As if to prove the staying power of “the old sound”, Lag uses the example of fellow Clermont citizen Griffith Vigo’s killer jam Ree’s Vibe. “That song is from 2011, 2012, but it’s only blowing up now,” he says.
If you listen to many Lag tracks, vocals are brought in as a result of sampling as opposed to in-studio recordings. “When gqom started, vocals were not really the in thing. But, of course, now I am changing that because it [gqom] has started playing on the radio and you need those vocals for airplay.”
During the interview, he says he is going to meet rising star Sho Madjozi a little bit later. He counts her as among the artists he wants to feature on his upcoming full-length album, set for completion sometime in 2019. He mentions his friend Okmalumkoolkat, Babes Wodumo and DJ Tira as artists he would like to collaborate with.
He uses Tira’s name very tentatively, with good reason. In Tira’s capacity as the Distruction Boyz’s business partner, he has been the face of the legal spat between Distruction Boyz and Black Major, Lag’s management company, over the proceeds of and credits for the duo’s biggest song, Omunye, off their platinum 2017 debut album, Gqom Is The Future.

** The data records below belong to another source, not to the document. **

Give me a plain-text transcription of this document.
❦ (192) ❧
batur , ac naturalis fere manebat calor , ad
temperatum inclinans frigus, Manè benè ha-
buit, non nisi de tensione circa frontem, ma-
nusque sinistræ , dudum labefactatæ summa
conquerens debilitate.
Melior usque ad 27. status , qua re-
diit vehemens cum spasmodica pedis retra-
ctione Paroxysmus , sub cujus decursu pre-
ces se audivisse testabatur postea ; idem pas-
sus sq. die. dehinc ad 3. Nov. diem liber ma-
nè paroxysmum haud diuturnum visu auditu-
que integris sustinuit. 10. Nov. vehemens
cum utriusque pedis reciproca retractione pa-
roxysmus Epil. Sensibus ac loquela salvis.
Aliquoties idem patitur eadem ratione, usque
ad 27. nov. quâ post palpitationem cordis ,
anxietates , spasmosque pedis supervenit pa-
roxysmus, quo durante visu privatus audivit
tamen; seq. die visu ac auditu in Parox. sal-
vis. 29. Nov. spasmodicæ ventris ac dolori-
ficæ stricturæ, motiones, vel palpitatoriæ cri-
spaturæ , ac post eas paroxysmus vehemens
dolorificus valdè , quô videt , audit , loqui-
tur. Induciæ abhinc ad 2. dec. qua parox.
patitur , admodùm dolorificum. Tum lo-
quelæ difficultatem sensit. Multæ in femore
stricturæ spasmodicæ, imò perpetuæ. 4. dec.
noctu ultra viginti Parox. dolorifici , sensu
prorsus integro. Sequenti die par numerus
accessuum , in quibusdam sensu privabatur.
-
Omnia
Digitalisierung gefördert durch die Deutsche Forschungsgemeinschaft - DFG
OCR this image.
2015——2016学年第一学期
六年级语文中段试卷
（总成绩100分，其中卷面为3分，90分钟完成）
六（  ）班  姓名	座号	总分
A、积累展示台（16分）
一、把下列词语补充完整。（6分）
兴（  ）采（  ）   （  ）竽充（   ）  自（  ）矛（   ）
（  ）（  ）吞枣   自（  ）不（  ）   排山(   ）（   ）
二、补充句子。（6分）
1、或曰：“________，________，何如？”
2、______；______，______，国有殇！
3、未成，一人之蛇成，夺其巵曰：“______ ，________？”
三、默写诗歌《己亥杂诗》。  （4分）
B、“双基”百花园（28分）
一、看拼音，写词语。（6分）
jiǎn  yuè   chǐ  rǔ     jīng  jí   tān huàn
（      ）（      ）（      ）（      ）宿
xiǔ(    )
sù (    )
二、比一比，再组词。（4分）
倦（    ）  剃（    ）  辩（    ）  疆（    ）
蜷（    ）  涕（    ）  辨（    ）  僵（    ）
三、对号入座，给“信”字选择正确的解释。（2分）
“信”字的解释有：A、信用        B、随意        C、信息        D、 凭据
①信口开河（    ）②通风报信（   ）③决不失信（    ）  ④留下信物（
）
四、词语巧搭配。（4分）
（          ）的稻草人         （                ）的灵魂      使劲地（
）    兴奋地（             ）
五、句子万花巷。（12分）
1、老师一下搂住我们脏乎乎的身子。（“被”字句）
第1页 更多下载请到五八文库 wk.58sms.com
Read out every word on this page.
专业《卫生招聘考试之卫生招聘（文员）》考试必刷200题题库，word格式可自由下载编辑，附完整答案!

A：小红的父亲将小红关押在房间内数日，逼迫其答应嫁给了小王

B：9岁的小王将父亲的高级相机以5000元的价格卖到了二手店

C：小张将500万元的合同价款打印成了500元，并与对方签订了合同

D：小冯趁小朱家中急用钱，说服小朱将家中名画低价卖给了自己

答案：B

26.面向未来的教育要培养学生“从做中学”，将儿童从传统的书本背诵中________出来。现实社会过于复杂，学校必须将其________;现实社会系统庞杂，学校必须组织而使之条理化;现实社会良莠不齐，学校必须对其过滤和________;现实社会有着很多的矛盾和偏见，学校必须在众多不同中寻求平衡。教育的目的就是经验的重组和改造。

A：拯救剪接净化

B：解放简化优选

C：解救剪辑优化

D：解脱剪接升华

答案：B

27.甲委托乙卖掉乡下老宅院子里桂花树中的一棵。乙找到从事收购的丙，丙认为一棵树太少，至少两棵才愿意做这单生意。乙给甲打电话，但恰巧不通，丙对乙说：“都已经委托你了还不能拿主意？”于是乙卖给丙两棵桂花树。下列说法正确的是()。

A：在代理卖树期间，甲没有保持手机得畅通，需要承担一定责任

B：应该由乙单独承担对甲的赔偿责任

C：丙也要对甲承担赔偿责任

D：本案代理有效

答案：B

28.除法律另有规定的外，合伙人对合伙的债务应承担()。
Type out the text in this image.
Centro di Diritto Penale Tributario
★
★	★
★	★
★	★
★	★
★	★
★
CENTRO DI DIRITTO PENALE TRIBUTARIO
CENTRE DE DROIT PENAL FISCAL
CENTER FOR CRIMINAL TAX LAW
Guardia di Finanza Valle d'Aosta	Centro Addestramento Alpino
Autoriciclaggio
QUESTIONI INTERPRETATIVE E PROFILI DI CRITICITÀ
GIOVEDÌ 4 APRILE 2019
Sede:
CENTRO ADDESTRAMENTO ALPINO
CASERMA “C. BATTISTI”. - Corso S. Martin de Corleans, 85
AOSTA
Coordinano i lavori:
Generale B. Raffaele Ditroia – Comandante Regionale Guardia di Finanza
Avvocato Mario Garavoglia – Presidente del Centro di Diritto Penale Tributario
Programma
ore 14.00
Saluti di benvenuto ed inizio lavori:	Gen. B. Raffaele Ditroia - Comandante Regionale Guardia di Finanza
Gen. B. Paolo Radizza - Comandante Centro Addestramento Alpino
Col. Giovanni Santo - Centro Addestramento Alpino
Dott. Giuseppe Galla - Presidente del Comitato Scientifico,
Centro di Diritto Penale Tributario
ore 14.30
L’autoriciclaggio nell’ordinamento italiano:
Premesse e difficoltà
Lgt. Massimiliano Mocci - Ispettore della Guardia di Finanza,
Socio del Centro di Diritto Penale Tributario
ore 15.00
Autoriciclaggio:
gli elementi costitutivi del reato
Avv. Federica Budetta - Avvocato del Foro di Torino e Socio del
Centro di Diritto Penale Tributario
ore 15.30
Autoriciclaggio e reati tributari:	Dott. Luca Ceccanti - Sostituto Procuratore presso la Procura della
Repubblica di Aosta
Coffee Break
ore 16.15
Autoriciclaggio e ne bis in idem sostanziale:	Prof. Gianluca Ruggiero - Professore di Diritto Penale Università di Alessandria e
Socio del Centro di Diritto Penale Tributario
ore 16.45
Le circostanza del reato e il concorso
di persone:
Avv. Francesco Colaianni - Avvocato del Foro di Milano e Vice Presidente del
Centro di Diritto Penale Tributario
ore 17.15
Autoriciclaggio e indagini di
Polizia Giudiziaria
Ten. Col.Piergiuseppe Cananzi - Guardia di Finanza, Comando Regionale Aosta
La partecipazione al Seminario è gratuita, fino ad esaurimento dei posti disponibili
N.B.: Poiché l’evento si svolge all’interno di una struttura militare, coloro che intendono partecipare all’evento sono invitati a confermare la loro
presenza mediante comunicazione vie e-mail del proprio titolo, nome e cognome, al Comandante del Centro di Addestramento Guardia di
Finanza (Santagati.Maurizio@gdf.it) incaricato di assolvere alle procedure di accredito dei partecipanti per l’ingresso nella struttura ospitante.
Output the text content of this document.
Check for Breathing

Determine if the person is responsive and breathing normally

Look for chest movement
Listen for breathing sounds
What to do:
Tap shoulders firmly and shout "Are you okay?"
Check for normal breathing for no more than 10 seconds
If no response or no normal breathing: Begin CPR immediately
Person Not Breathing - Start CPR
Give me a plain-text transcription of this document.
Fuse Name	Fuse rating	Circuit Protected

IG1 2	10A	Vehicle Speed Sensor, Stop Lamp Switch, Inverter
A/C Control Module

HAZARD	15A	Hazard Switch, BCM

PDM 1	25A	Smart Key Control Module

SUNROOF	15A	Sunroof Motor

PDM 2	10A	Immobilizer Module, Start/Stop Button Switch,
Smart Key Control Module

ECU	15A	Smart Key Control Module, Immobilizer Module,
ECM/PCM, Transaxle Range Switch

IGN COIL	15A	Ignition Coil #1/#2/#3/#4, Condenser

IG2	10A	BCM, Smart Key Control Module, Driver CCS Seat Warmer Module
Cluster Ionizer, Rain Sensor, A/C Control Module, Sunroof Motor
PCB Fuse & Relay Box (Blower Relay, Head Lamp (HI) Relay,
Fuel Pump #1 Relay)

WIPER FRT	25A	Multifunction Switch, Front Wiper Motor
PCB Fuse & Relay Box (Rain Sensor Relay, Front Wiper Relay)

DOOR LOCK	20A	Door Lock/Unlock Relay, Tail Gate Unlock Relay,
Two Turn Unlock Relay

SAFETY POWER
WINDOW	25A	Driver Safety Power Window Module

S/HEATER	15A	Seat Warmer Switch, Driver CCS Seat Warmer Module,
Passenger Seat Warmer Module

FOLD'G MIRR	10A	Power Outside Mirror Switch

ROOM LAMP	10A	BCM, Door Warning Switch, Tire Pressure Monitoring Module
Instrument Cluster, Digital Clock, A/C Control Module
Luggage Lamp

The instrumental, which has glaring similarities to DJ Lag’s single Trip to New York, was apparently acquired from a Cape Town-based producer known as Mphyd, who copied several key elements from Lag’s recording and passed them off as his own.
Lag is hoping the protracted legal battle can soon be resolved, so it can restore his friendship with his homeboys (the Distruction Boyz) and net him a feature from music industry kingmaker Tira.
The irony is that what ended up as a career-defining hit for Distruction Boyz represented DJ Lag’s routine experimentation with various iterations of the gqom sound.
“I had been doing it [experimenting with synthesizer sounds] for quite a while, so that release was me showing that I could do that style.”
The latest example of Lag’s growing sonic vocabulary comes in the form of his collaboration with United Kingdom-based jazz drummer and producer Moses Boyd, titled Drumming, which can be found on his recent EP Stampit, released a few months ago on Goon Club Allstars.
Boyd and Lag met when the former visited Cape Town in 2017. Together, they went on to play in Poland, where they featured on each other’s sets.
He has also produced music for Los Angeles-based singer Kelela and is collaborating with global beats icon M.I.A.
Of Boyd’s dense and rhythmically versatile sound, he says, with cautious admiration: “It isn’t gqom as such, but it works.”
Although Lag listens to a lot of kwaito in his spare time, his listening habits are slowly being overtaken by grime music. “Wiley got me into the sound but Skepta is becoming a firm favourite,” he admits.
Even if his South African breakthrough doesn’t go quite as planned for Lag, his horizon is full of scabrous, icy and dubby beats. He veers from his usual monotone when he discusses baile funk; it has similarities to gqom he finds uncanny and because of that, he envisages a possible collaboration with a Brazilian artist he met recently. He has enjoyed watching grime MCs rock over gqom beats, as Killa P did on a bill they once shared in London (“gqom’s second home”) and loves how his time overseas has blown the door wide open for his DJing skills.
“A lot of DJs there [overseas] use a lot of effects. I found a lot of DJs there using like CDJ 900s. In the clubs I was playing here, we didn’t have any of that. It was mainly CDJ 200s, the small ones. So I have been learning a lot and taught myself how to throw in a lot of effects.”
He has come a long way from the young boy who learnt to mix as an apprentice to a guy called Smiso in the Clermont club called Uhuru. Even as he sits, legs splayed, on a nondescript couch in Sandton, the way Lag sees it, his mission is still to explore the transmutability of gqom to other sounds around the world. As his tour schedule grows with each consecutive year, we may have to start calling him DJ Jetlag.